There were some voices against those, like it was not
necessarily needed, that it could break compatibility,
functionality, that doing it properly was possibly going to take
a long time, that such a radical change was not for a patch
release, some misunderstanding as well, and after a few patch
iterations and some review of the parser code (not by me, not
that I would have been able to assess if it was safe enough or
not), no compelling reason to say that the stopping from
interpreting past the function definition (and before which the
fix addresses) wasn't enough.

Everyone was also in agreement that we shouldn't sit on it too
long for fear of a leak (one of the mistakes on my part was that
I put PoC code in the subject of the email for instance, and it
was sent to quite a large party).

It was quite obvious that the interpreting past the function
definition was a bug and needed fixed asap given what it
allowed and more importantly there was no doubt on how it should
be fixed (though the simple fix did break backward
compatibility) not so much for the exposing of the parser and
how to address it for which it would have taken longer to reach
an agreement.

So more than a misunderstanding, I'd say that was a rushed bad
decision (to address the obvious immediate issue now, and harden
(the "right" way) later, assuming (wrongly) that the parser
would hold).

Note that the hardening fix that was provided in a rush
post-disclosure is not the best one. It addresses the security
concern, but it cripples the feature and clutters the
environment.

It breaks backward compatibility because it restricts which
functions can be exported. For instance, you can't export a
/bin/rm function anymore (was useful as a debugging tool).

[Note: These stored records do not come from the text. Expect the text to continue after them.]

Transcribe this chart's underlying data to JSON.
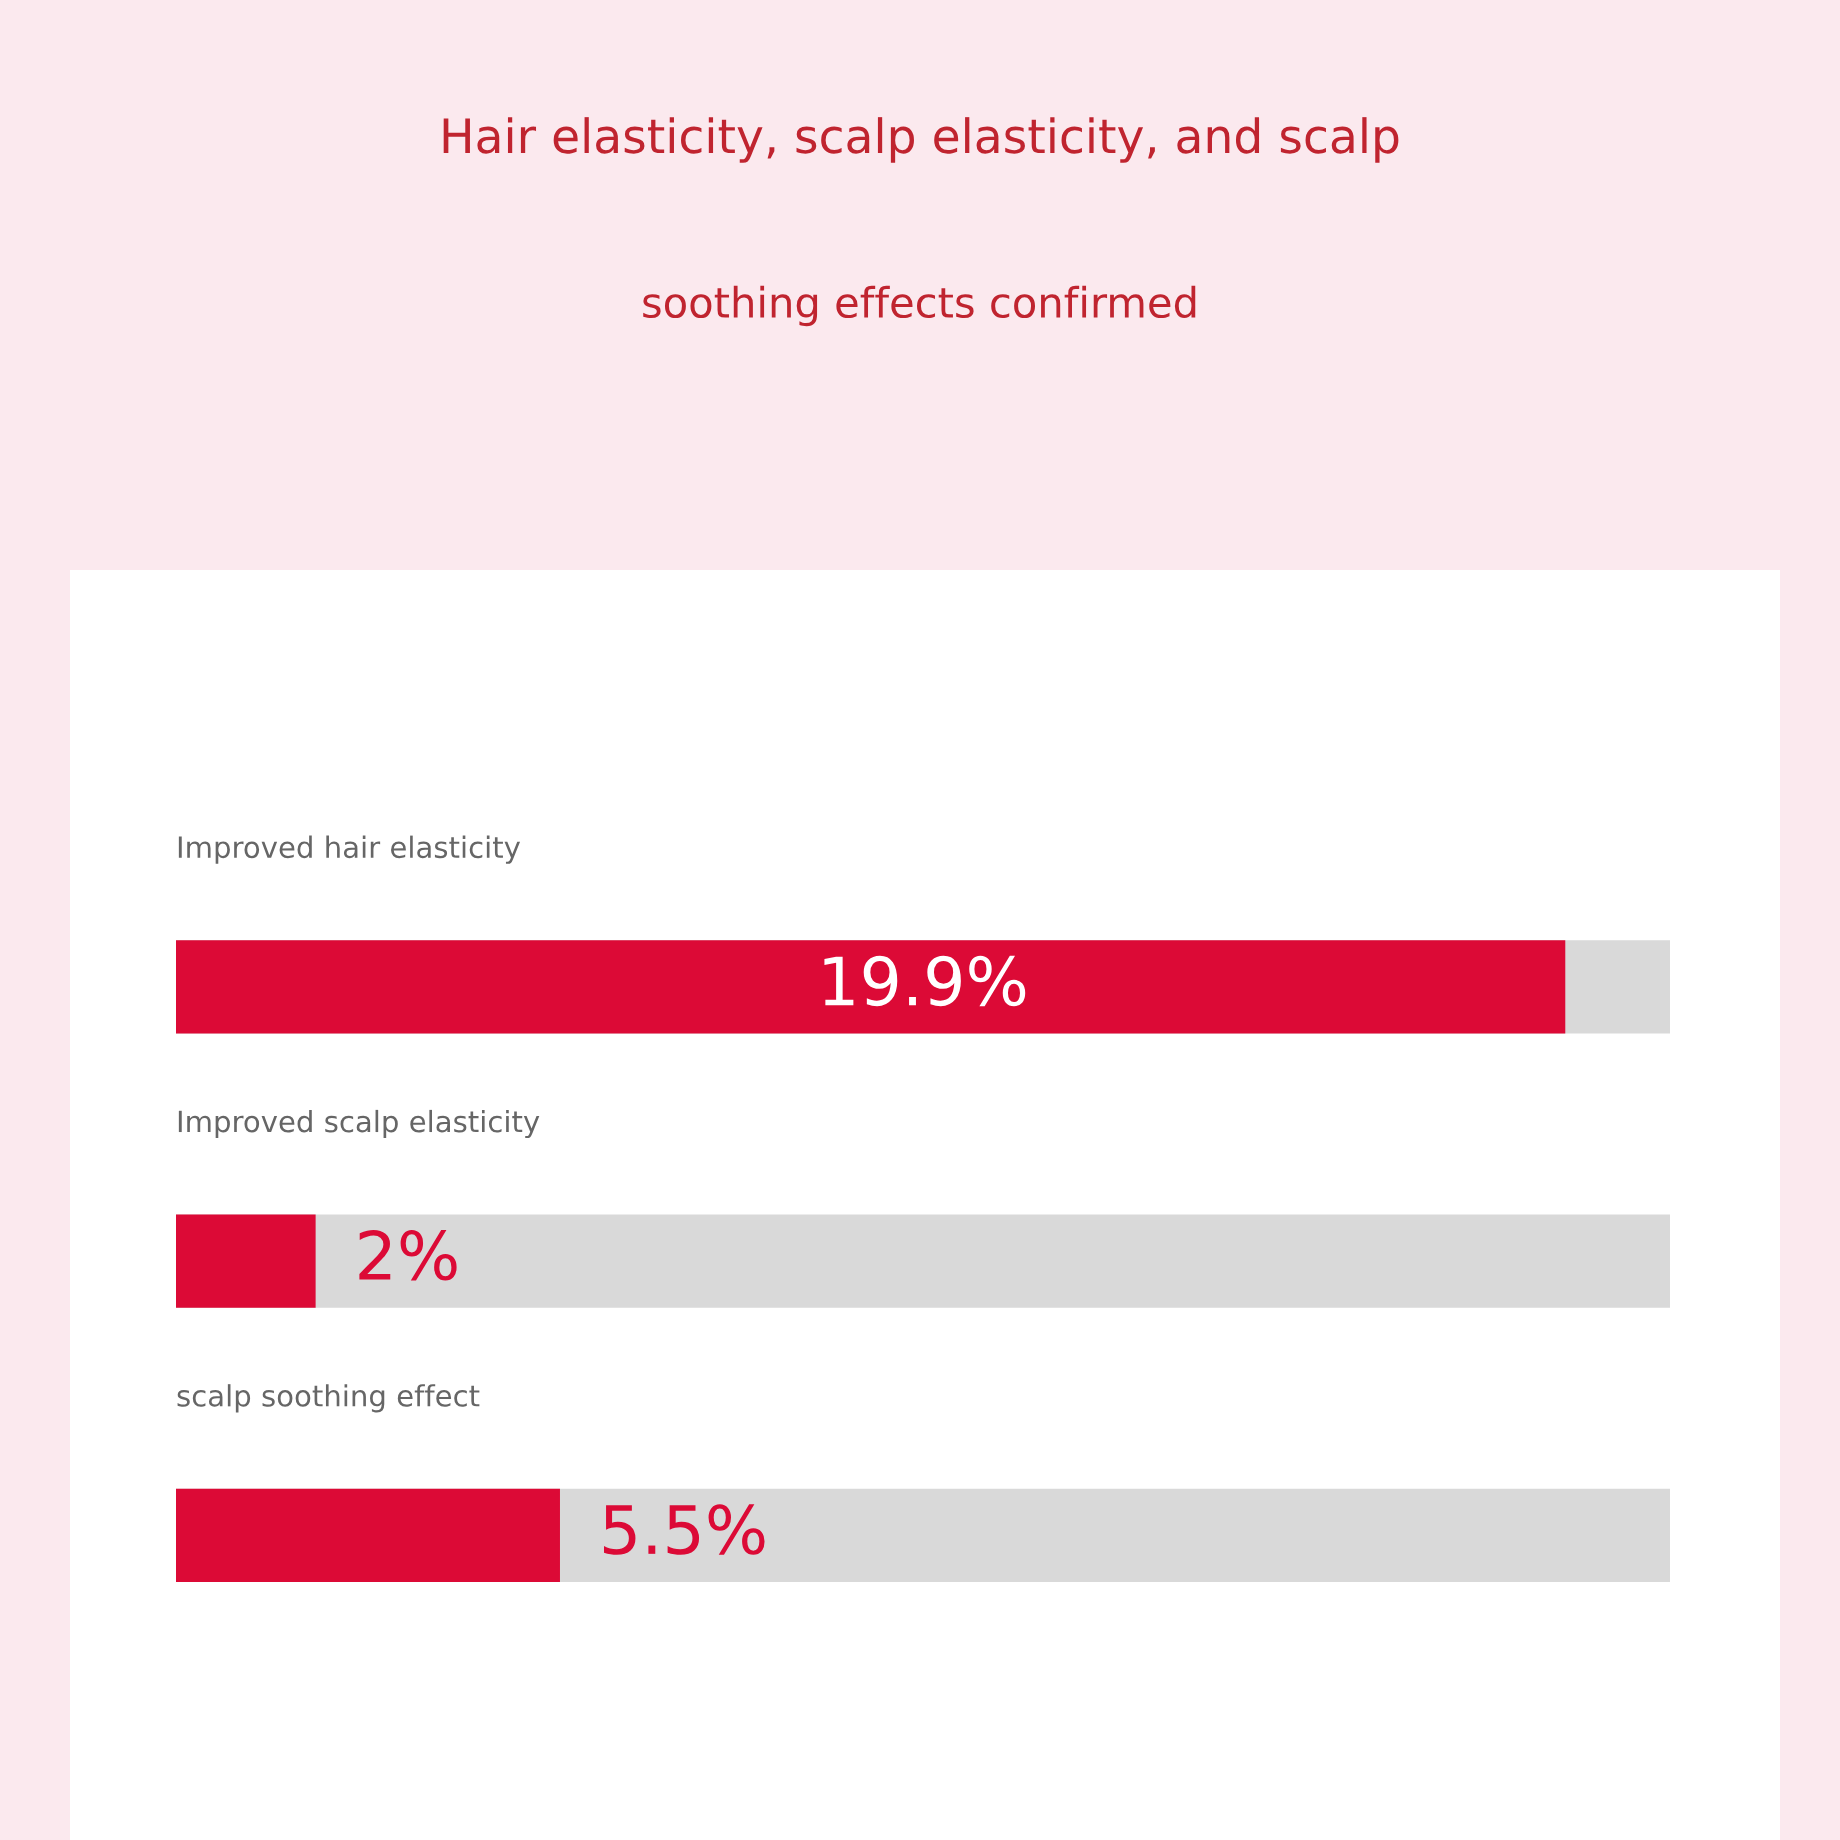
{
  "chart_data": {
    "type": "bar",
    "orientation": "horizontal",
    "title": "Hair elasticity, scalp elasticity, and scalp",
    "subtitle": "soothing effects confirmed",
    "categories": [
      "Improved hair elasticity",
      "Improved scalp elasticity",
      "scalp soothing effect"
    ],
    "values": [
      19.9,
      2,
      5.5
    ],
    "value_labels": [
      "19.9%",
      "2%",
      "5.5%"
    ],
    "color": "#dc0a36",
    "xlim": [
      0,
      21.4
    ]
  }
}
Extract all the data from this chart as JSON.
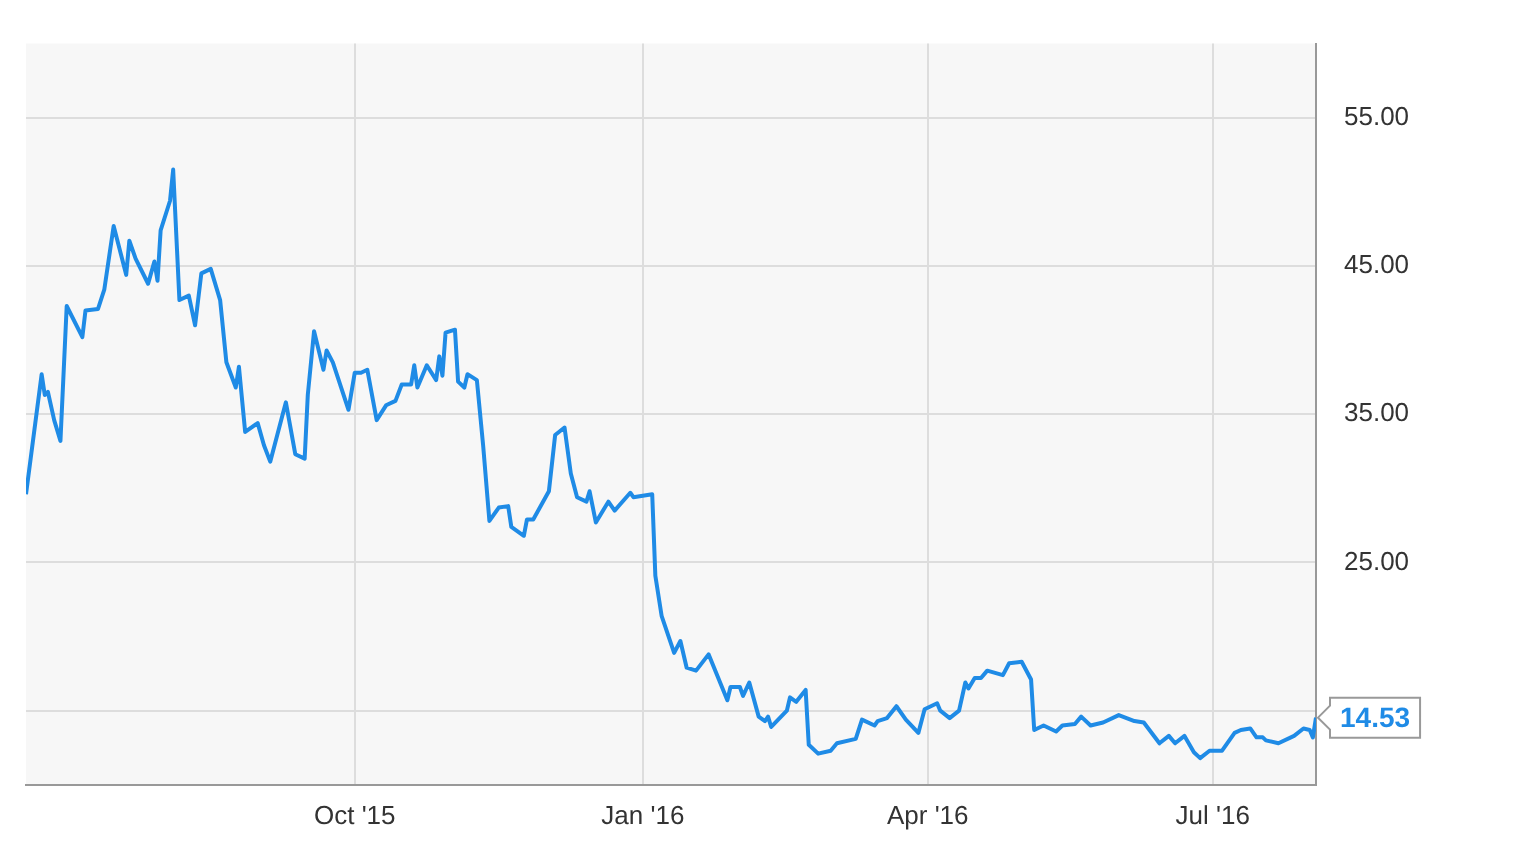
{
  "chart_data": {
    "type": "line",
    "x": [
      "2015-06-18",
      "2015-06-23",
      "2015-06-24",
      "2015-06-25",
      "2015-06-27",
      "2015-06-29",
      "2015-07-01",
      "2015-07-06",
      "2015-07-07",
      "2015-07-11",
      "2015-07-13",
      "2015-07-16",
      "2015-07-20",
      "2015-07-21",
      "2015-07-23",
      "2015-07-27",
      "2015-07-29",
      "2015-07-30",
      "2015-07-31",
      "2015-08-03",
      "2015-08-04",
      "2015-08-06",
      "2015-08-09",
      "2015-08-11",
      "2015-08-13",
      "2015-08-16",
      "2015-08-19",
      "2015-08-21",
      "2015-08-24",
      "2015-08-25",
      "2015-08-27",
      "2015-08-31",
      "2015-09-02",
      "2015-09-04",
      "2015-09-09",
      "2015-09-12",
      "2015-09-15",
      "2015-09-16",
      "2015-09-18",
      "2015-09-21",
      "2015-09-22",
      "2015-09-24",
      "2015-09-29",
      "2015-10-01",
      "2015-10-03",
      "2015-10-05",
      "2015-10-08",
      "2015-10-11",
      "2015-10-14",
      "2015-10-16",
      "2015-10-19",
      "2015-10-20",
      "2015-10-21",
      "2015-10-24",
      "2015-10-27",
      "2015-10-28",
      "2015-10-29",
      "2015-10-30",
      "2015-11-02",
      "2015-11-03",
      "2015-11-05",
      "2015-11-06",
      "2015-11-09",
      "2015-11-11",
      "2015-11-13",
      "2015-11-16",
      "2015-11-19",
      "2015-11-20",
      "2015-11-24",
      "2015-11-25",
      "2015-11-27",
      "2015-12-02",
      "2015-12-04",
      "2015-12-07",
      "2015-12-09",
      "2015-12-11",
      "2015-12-14",
      "2015-12-15",
      "2015-12-17",
      "2015-12-21",
      "2015-12-23",
      "2015-12-28",
      "2015-12-29",
      "2016-01-04",
      "2016-01-05",
      "2016-01-07",
      "2016-01-11",
      "2016-01-13",
      "2016-01-15",
      "2016-01-18",
      "2016-01-22",
      "2016-01-28",
      "2016-01-29",
      "2016-02-01",
      "2016-02-02",
      "2016-02-04",
      "2016-02-07",
      "2016-02-09",
      "2016-02-10",
      "2016-02-11",
      "2016-02-16",
      "2016-02-17",
      "2016-02-19",
      "2016-02-22",
      "2016-02-23",
      "2016-02-26",
      "2016-03-01",
      "2016-03-03",
      "2016-03-09",
      "2016-03-11",
      "2016-03-15",
      "2016-03-16",
      "2016-03-19",
      "2016-03-22",
      "2016-03-25",
      "2016-03-29",
      "2016-03-31",
      "2016-04-04",
      "2016-04-05",
      "2016-04-08",
      "2016-04-11",
      "2016-04-13",
      "2016-04-14",
      "2016-04-16",
      "2016-04-18",
      "2016-04-20",
      "2016-04-25",
      "2016-04-27",
      "2016-05-01",
      "2016-05-04",
      "2016-05-05",
      "2016-05-08",
      "2016-05-12",
      "2016-05-14",
      "2016-05-18",
      "2016-05-20",
      "2016-05-23",
      "2016-05-27",
      "2016-06-01",
      "2016-06-06",
      "2016-06-09",
      "2016-06-14",
      "2016-06-17",
      "2016-06-19",
      "2016-06-22",
      "2016-06-25",
      "2016-06-27",
      "2016-06-30",
      "2016-07-04",
      "2016-07-08",
      "2016-07-10",
      "2016-07-13",
      "2016-07-15",
      "2016-07-17",
      "2016-07-18",
      "2016-07-22",
      "2016-07-27",
      "2016-07-30",
      "2016-08-01",
      "2016-08-02",
      "2016-08-03"
    ],
    "series": [
      {
        "color": "#1f8be6",
        "values": [
          29.6,
          37.7,
          36.3,
          36.5,
          34.6,
          33.2,
          42.3,
          40.2,
          42.0,
          42.1,
          43.4,
          47.7,
          44.4,
          46.7,
          45.5,
          43.8,
          45.3,
          44.0,
          47.4,
          49.4,
          51.5,
          42.7,
          43.0,
          41.0,
          44.5,
          44.8,
          42.7,
          38.5,
          36.8,
          38.2,
          33.8,
          34.4,
          32.9,
          31.8,
          35.8,
          32.3,
          32.0,
          36.3,
          40.6,
          38.0,
          39.3,
          38.5,
          35.3,
          37.8,
          37.8,
          38.0,
          34.6,
          35.6,
          35.9,
          37.0,
          37.0,
          38.3,
          36.8,
          38.3,
          37.3,
          38.9,
          37.6,
          40.5,
          40.7,
          37.2,
          36.8,
          37.7,
          37.3,
          32.9,
          27.8,
          28.7,
          28.8,
          27.4,
          26.8,
          27.9,
          27.9,
          29.8,
          33.6,
          34.1,
          31.0,
          29.4,
          29.1,
          29.8,
          27.7,
          29.1,
          28.5,
          29.7,
          29.4,
          29.6,
          24.1,
          21.4,
          18.9,
          19.7,
          17.9,
          17.7,
          18.8,
          15.7,
          16.6,
          16.6,
          16.0,
          16.9,
          14.6,
          14.3,
          14.6,
          13.9,
          15.0,
          15.9,
          15.6,
          16.4,
          12.7,
          12.1,
          12.3,
          12.8,
          13.1,
          14.4,
          14.0,
          14.3,
          14.5,
          15.3,
          14.4,
          13.5,
          15.1,
          15.5,
          15.0,
          14.5,
          15.0,
          16.9,
          16.5,
          17.2,
          17.2,
          17.7,
          17.4,
          18.2,
          18.3,
          17.1,
          13.7,
          14.0,
          13.6,
          14.0,
          14.1,
          14.6,
          14.0,
          14.2,
          14.7,
          14.3,
          14.2,
          12.8,
          13.3,
          12.8,
          13.3,
          12.2,
          11.8,
          12.3,
          12.3,
          13.5,
          13.7,
          13.8,
          13.2,
          13.2,
          13.0,
          12.8,
          13.3,
          13.8,
          13.7,
          13.2,
          14.53
        ],
        "value_labels": [
          null,
          null,
          null,
          null,
          null,
          null,
          null,
          null,
          null,
          null,
          null,
          null,
          null,
          null,
          null,
          null,
          null,
          null,
          null,
          null,
          null,
          null,
          null,
          null,
          null,
          null,
          null,
          null,
          null,
          null,
          null,
          null,
          null,
          null,
          null,
          null,
          null,
          null,
          null,
          null,
          null,
          null,
          null,
          null,
          null,
          null,
          null,
          null,
          null,
          null,
          null,
          null,
          null,
          null,
          null,
          null,
          null,
          null,
          null,
          null,
          null,
          null,
          null,
          null,
          null,
          null,
          null,
          null,
          null,
          null,
          null,
          null,
          null,
          null,
          null,
          null,
          null,
          null,
          null,
          null,
          null,
          null,
          null,
          null,
          null,
          null,
          null,
          null,
          null,
          null,
          null,
          null,
          null,
          null,
          null,
          null,
          null,
          null,
          null,
          null,
          null,
          null,
          null,
          null,
          null,
          null,
          null,
          null,
          null,
          null,
          null,
          null,
          null,
          null,
          null,
          null,
          null,
          null,
          null,
          null,
          null,
          null,
          null,
          null,
          null,
          null,
          null,
          null,
          null,
          null,
          null,
          null,
          null,
          null,
          null,
          null,
          null,
          null,
          null,
          null,
          null,
          null,
          null,
          null,
          null,
          null,
          null,
          null,
          null,
          null,
          null,
          null,
          null,
          null,
          null,
          null,
          null,
          null,
          null,
          null,
          "14.53"
        ]
      }
    ],
    "xlim": [
      "2015-06-18",
      "2016-08-03"
    ],
    "xticks": [
      {
        "value": "2015-10-01",
        "label": "Oct '15"
      },
      {
        "value": "2016-01-01",
        "label": "Jan '16"
      },
      {
        "value": "2016-04-01",
        "label": "Apr '16"
      },
      {
        "value": "2016-07-01",
        "label": "Jul '16"
      }
    ],
    "ylim": [
      10,
      60
    ],
    "yticks": [
      {
        "value": 15,
        "label": null
      },
      {
        "value": 25,
        "label": "25.00"
      },
      {
        "value": 35,
        "label": "35.00"
      },
      {
        "value": 45,
        "label": "45.00"
      },
      {
        "value": 55,
        "label": "55.00"
      }
    ],
    "grid": true,
    "legend": false,
    "marker": "none",
    "line_style": "solid"
  }
}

Some tools (like pdksh/mksh) don't propagate env vars with `()`
or `%%` in their name, so you can no longer export functions
accross them (POSIX also leaves the behaviour there undefined
which means there's a portability dimension, bash is ported to
almost everything out there).

The solution I was in favour of was a:

BASH_FUNCDEFS='f() { f-function; }
g() { g-function; }...'

That also stops exposing the parser, that's *one* env var (no
cluttering, easy to understand the implications or blacklist it
as it's the same as BASH_ENV or BASHOPTS, PS4, PATH... that are
equally dangerous).

With

BASH_FUNCDEFS='() {(format=4.4)}
f() { f-function; }
g() { g-function; }...'

That would even be one-way compatible with an older bash
(actually exploiting the bug), and updating sudo's blacklist
would not have been necessary (because the "()" prefix is kept)..

Another thing that was mentionned is that bash is not consistent
in what name it allows for function names (and that's also
locale-dependant), so ideally, that should be fixed as well.

Now all of that would have been a bigger change that would have
taken more than the 2 week embargo to write, test and release
and is not the kind of thing you ship with a patch release.